Another explanation is that the dollar move was a catalyst for an even larger move. For example, if the dollar is strengthening and the gold price is falling, investors in the US and other dollar areas take fright and sell their holdings, thus putting more pressure on the gold price, meaning it declines more than the dollar rose. Thus in an explanation the metals’ prices moved in the direction they did because of the dollar move, but in an exaggerated fashion. Finally there is always the possibility that a third factor was influencing both – such as in the rally of 2008-2009, when it was the financial crisis propelling both the dollar higher (on safe-haven demand) and metal prices lower (with the exception of gold, which benefited from its own safe-haven).
Much of this is unpredictable. The most that can be said with confidence is that this ‘mechanical’ effect of a stronger dollar does seem to hit metal prices. Yet for many people around the world who don’t think in dollars this will be irrelevant. A wider issue is whether, for whatever reason, large dollar moves impact on the ‘world price’ of metals – that is, the price in other currencies as well as the US dollar. The concept of a ‘world price’ however is rather nebulous. The most obvious way to calculate it would be to look at the prices of metals using a basket of currencies weighted for each metal’s consumption and/or production profile.
This is a complex undertaking to do for each metal. As a shortcut, we have instead simply looked at the prices of metals in a basket of other OECD currencies, calculated by using the inverse of the dollar index quoted above. In essence, this removes the ‘mechanical effect’ of the dollar moves, and so the price movements give a flavor of how the prices have moved for non-dollar consumers around the world.
The results are rather different than when looking purely in dollar terms. During dollar bull periods, the prices of commodities in other currencies have tended to fall, especially in the first and third periods, but not universally. In the first period aluminium, copper, zinc and tin all gained in price, and in the second period all but copper and nickel gained. In the final period all but gold fell. The dollar bear markets were uniform, with most commodities still gaining in price, although less so in the first period, when silver, palladium, zinc and nickel all fell.
What does this tell us? Essentially, that although a dollar recovery will undoubtedly see the dollar price of metals decline, (which will be bad news for US investors or US producers but good news for US consumers), we cannot say with any certainty what will happen to the price of those metals when measured in other currencies. In the 1995-2002 dollar bull market, metals’ prices measured in a basket of other leading OECD currencies actually tended to increase. In the 2008-2009 one, however, they (except gold) all fell. Clearly one can see reasons why this was – China’s enormous demand for commodities in the early one outweighed the dollar collapse, while the financial and economic collapse in the second reinforced it.
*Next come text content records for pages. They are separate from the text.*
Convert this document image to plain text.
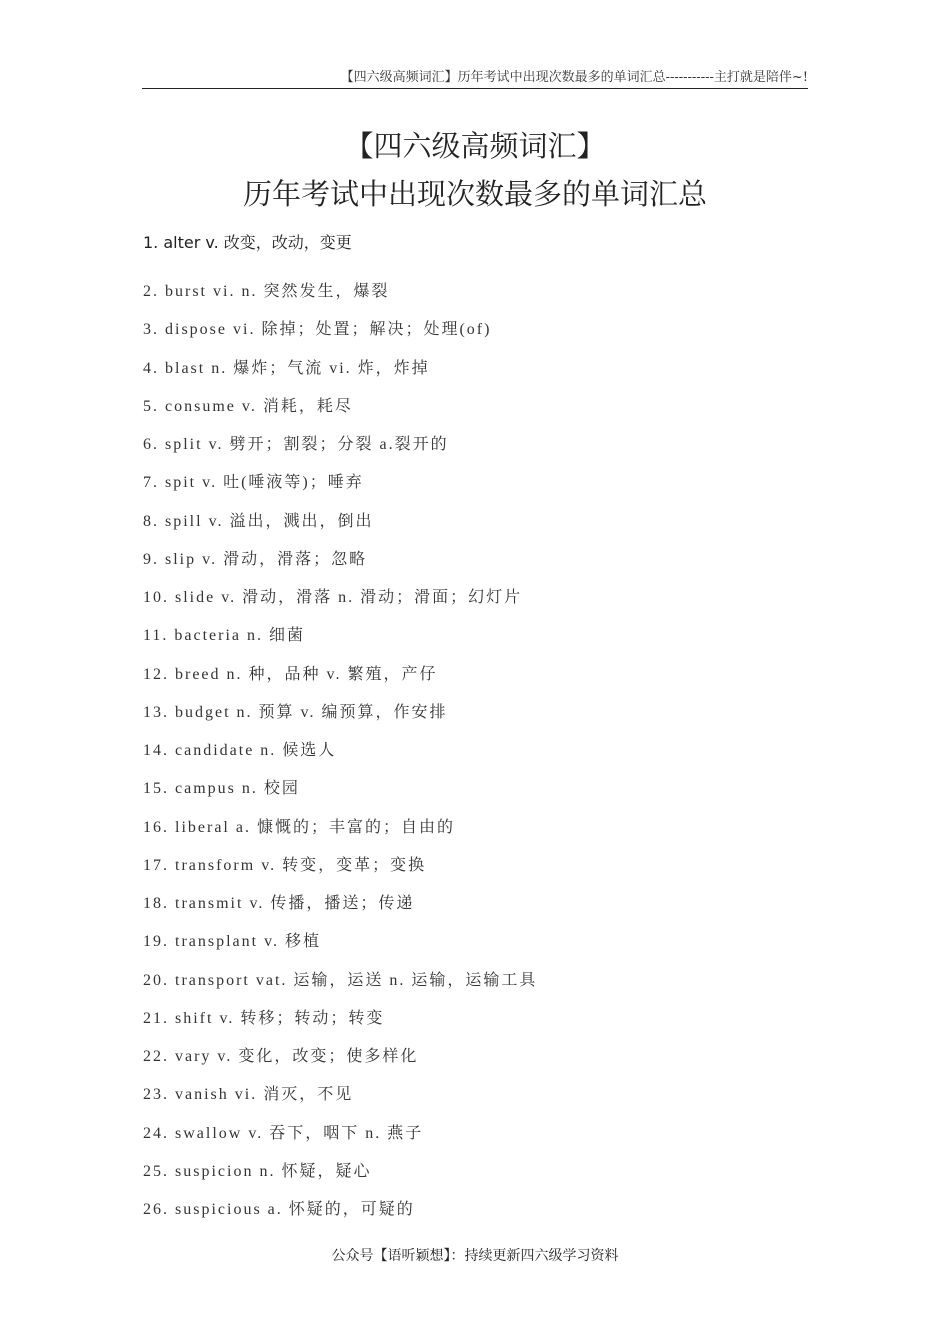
【四六级高频词汇】历年考试中出现次数最多的单词汇总-----------主打就是陪伴~!
【四六级高频词汇】
历年考试中出现次数最多的单词汇总
1. alter v. 改变，改动，变更
2. burst vi. n. 突然发生，爆裂
3. dispose vi. 除掉；处置；解决；处理(of)
4. blast n. 爆炸；气流 vi. 炸，炸掉
5. consume v. 消耗，耗尽
6. split v. 劈开；割裂；分裂 a.裂开的
7. spit v. 吐(唾液等)；唾弃
8. spill v. 溢出，溅出，倒出
9. slip v. 滑动，滑落；忽略
10. slide v. 滑动，滑落 n. 滑动；滑面；幻灯片
11. bacteria n. 细菌
12. breed n. 种，品种 v. 繁殖，产仔
13. budget n. 预算 v. 编预算，作安排
14. candidate n. 候选人
15. campus n. 校园
16. liberal a. 慷慨的；丰富的；自由的
17. transform v. 转变，变革；变换
18. transmit v. 传播，播送；传递
19. transplant v. 移植
20. transport vat. 运输，运送 n. 运输，运输工具
21. shift v. 转移；转动；转变
22. vary v. 变化，改变；使多样化
23. vanish vi. 消灭，不见
24. swallow v. 吞下，咽下 n. 燕子
25. suspicion n. 怀疑，疑心
26. suspicious a. 怀疑的，可疑的
公众号【语听颖想】：持续更新四六级学习资料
So while the headlines are quick to sound the alert when/if the dollar rises, all tend to focus on the collapse of metals’ prices. To the extent that dollar areas are involved in the production, consumption and investment of metals this will be true but the dollar’s rise does not automatically mean that the price paid for or received by most of the world’s producers and consumers of metals will also fall. That will depend on why both the dollar is rising, and factors entirely unrelated to the dollar’s behavior vis-à-vis other currencies.